While that small drama played itself out in Stamford, PARC's first few recruits got to know each other amid rented furniture and vacant offices. In time the administrative divisions Pake established would congeal into battle lines of contentious perspectives and personalities, but that was still far in the future. "We were all intermingled with each other, so it wasn't as if one group was in one part of a building and the systems people were in another part and the computer people were in another part," recalled David Thornburg, who slid in just under the wire of the hiring freeze and arrived for work shortly after New Years Day as employee number twenty-five. "We were a small enough group so everyone knew everyone else."
For a glittering instant it seemed as though PARC might fulfill Pake's dream of a Utopia where physicists and computer scientists communed in quest of a common science. They mixed freely in PARC's small yet somehow all-encompassing world, a place full of possibilities and mysterious conjunctions. Thornburg was still unpacking his things on his very first day when Biegelsen, who on the strength of his three months' tenure already ranked as a seasoned PARC veteran, showed up at his office door.

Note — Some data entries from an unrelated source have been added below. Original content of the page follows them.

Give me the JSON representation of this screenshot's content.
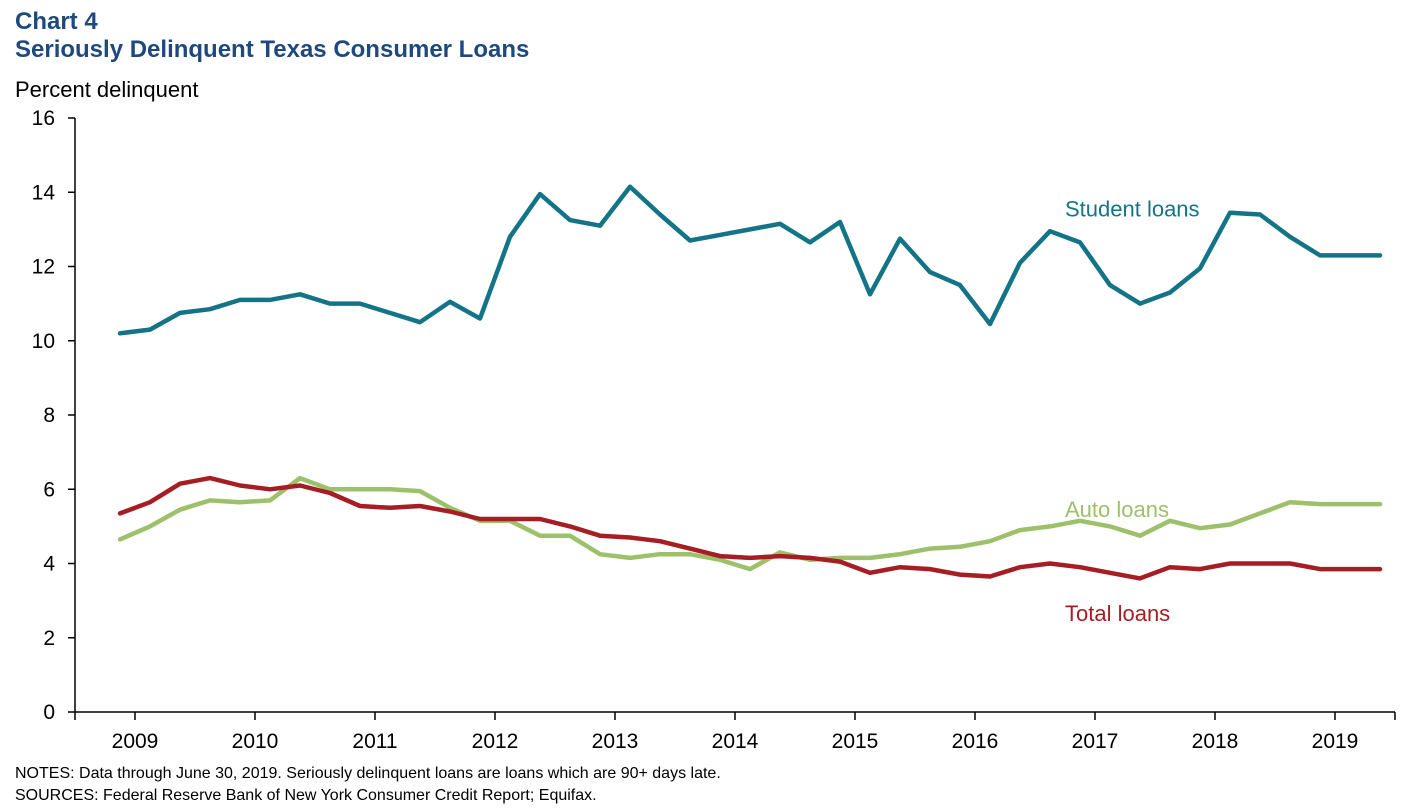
{
  "chart_number": "Chart 4",
  "notes": "NOTES: Data through June 30, 2019. Seriously delinquent loans are loans which are 90+ days late.",
  "sources": "SOURCES: Federal Reserve Bank of New York Consumer Credit Report; Equifax.",
  "colors": {
    "title": "#1f497d",
    "student": "#137487",
    "auto": "#9dc06b",
    "total": "#a51e24"
  },
  "chart_data": {
    "type": "line",
    "title": "Seriously Delinquent Texas Consumer Loans",
    "ylabel": "Percent delinquent",
    "ylim": [
      0,
      16
    ],
    "yticks": [
      0,
      2,
      4,
      6,
      8,
      10,
      12,
      14,
      16
    ],
    "xlim": [
      2008.5,
      2019.5
    ],
    "xtick_labels": [
      "2009",
      "2010",
      "2011",
      "2012",
      "2013",
      "2014",
      "2015",
      "2016",
      "2017",
      "2018",
      "2019"
    ],
    "x": [
      2008.875,
      2009.125,
      2009.375,
      2009.625,
      2009.875,
      2010.125,
      2010.375,
      2010.625,
      2010.875,
      2011.125,
      2011.375,
      2011.625,
      2011.875,
      2012.125,
      2012.375,
      2012.625,
      2012.875,
      2013.125,
      2013.375,
      2013.625,
      2013.875,
      2014.125,
      2014.375,
      2014.625,
      2014.875,
      2015.125,
      2015.375,
      2015.625,
      2015.875,
      2016.125,
      2016.375,
      2016.625,
      2016.875,
      2017.125,
      2017.375,
      2017.625,
      2017.875,
      2018.125,
      2018.375,
      2018.625,
      2018.875,
      2019.125,
      2019.375
    ],
    "series": [
      {
        "name": "Student loans",
        "values": [
          10.2,
          10.3,
          10.75,
          10.85,
          11.1,
          11.1,
          11.25,
          11.0,
          11.0,
          10.75,
          10.5,
          11.05,
          10.6,
          12.8,
          13.95,
          13.25,
          13.1,
          14.15,
          13.4,
          12.7,
          12.85,
          13.0,
          13.15,
          12.65,
          13.2,
          11.25,
          12.75,
          11.85,
          11.5,
          10.45,
          12.1,
          12.95,
          12.65,
          11.5,
          11.0,
          11.3,
          11.95,
          13.45,
          13.4,
          12.8,
          12.3,
          12.3,
          12.3
        ]
      },
      {
        "name": "Auto loans",
        "values": [
          4.65,
          5.0,
          5.45,
          5.7,
          5.65,
          5.7,
          6.3,
          6.0,
          6.0,
          6.0,
          5.95,
          5.5,
          5.15,
          5.15,
          4.75,
          4.75,
          4.25,
          4.15,
          4.25,
          4.25,
          4.1,
          3.85,
          4.3,
          4.1,
          4.15,
          4.15,
          4.25,
          4.4,
          4.45,
          4.6,
          4.9,
          5.0,
          5.15,
          5.0,
          4.75,
          5.15,
          4.95,
          5.05,
          5.35,
          5.65,
          5.6,
          5.6,
          5.6
        ]
      },
      {
        "name": "Total loans",
        "values": [
          5.35,
          5.65,
          6.15,
          6.3,
          6.1,
          6.0,
          6.1,
          5.9,
          5.55,
          5.5,
          5.55,
          5.4,
          5.2,
          5.2,
          5.2,
          5.0,
          4.75,
          4.7,
          4.6,
          4.4,
          4.2,
          4.15,
          4.2,
          4.15,
          4.05,
          3.75,
          3.9,
          3.85,
          3.7,
          3.65,
          3.9,
          4.0,
          3.9,
          3.75,
          3.6,
          3.9,
          3.85,
          4.0,
          4.0,
          4.0,
          3.85,
          3.85,
          3.85
        ]
      }
    ]
  }
}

"I just came to introduce you to your next-door neighbor," Biegelsen said, leading Thornburg into the adjoining warren. "This is George. I thought you guys should get together because you shared a similar research interest in grad school."
Thornburg was perplexed. He understood George to be working on speech recognition and he had come in as a thin-film metallurgist.
"Really?" the neighbor asked. "What did you do your work in?"
That was all the voluble Thornburg needed to set off on a thorough explication
of his doctoral career, not excepting the time he had to change themes in midcourse thanks to the pre-emptive publication of a thesis on the same subject by a guy from Oregon named George White.
"I'm pleased to meet you," his neighbor said, smiling. "I'm George White."
What particularly delighted the new staff was the atmosphere of determined informality and lack of pretension. That PARC seemed more like a university department than a corporate research facility was unsurprising, given that most of the staff were being exposed to the non-academic world virtually for the first time in their lives. Since all but two of the principal scientists (John Urbach, an optical expert from Webster, and Lucovsky) were newcomers to Xerox, Pake and Jones took to sending them on field trips to Rochester, Webster, El Segundo, and the Electro-Optical Systems division in Pasadena, just to give them some feeling for the corporate culture. But the center of their existence remained the two buildings on Porter Drive.
"We would get together once a week and just sort of share what was going on in the lab," Thornburg recalled. "It became almost a quasi- social event." PARC was so new that no one had been issued security badges or company identification. With scant equipment of any value on the premises, the building stayed unlocked and hospitable to outsiders. "We were physically adjacent to Stanford University, so there were visitors dropping in and out of the lab all the time. A lot of us even came to feel we were sort of like university instructors who got to spend all our time doing research without having to teach classes. So we operated as though this were an open environment where we were free to share what we were doing with anyone we wanted to."